There are simple things property owners can do to protect their home or cabin from wildfire this fall and next spring when wildfire potential is at its greatest. Your “home ignition zone” is your home and its surroundings out to at least 100 feet (up to 200 feet if your home is surrounded by pine trees). Research has shown that the characteristics of buildings and their immediate surroundings determine the risk of them igniting during a wildfire.

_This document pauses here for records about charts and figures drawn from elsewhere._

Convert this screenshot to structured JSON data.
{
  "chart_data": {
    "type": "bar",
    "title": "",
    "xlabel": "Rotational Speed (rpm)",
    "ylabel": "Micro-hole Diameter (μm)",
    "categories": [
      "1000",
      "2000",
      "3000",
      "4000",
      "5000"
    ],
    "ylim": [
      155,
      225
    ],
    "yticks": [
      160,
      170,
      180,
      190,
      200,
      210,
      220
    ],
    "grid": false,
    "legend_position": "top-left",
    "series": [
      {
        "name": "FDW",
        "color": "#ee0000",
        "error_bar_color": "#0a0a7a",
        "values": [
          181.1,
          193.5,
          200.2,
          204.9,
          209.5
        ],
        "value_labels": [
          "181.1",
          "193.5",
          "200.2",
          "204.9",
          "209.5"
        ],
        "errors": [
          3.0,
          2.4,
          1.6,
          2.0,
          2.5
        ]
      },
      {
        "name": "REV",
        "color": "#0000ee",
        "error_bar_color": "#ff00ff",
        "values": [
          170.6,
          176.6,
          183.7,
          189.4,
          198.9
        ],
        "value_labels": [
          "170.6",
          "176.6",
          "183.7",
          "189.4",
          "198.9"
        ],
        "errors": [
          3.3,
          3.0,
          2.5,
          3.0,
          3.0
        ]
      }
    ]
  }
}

Fall is a great time of year to gather fallen branches. Take the brush to a community collection site or create small piles for wildlife habitat.
What can you do?
Rake up or mow leaves and pine needles
Remove dead plant material from gardens
Remove fallen leaves and needles from rain gutters, off the roof, under decks, in window wells and any other place around the home where this debris collects
Prune evergreen tree branches up and away from the ground
Compost leaves and garden clippings instead of burning
Keep aware of the fire danger year-round by bookmarking the DNR’s fire Web page: dnr.wi.gov, search “fire”.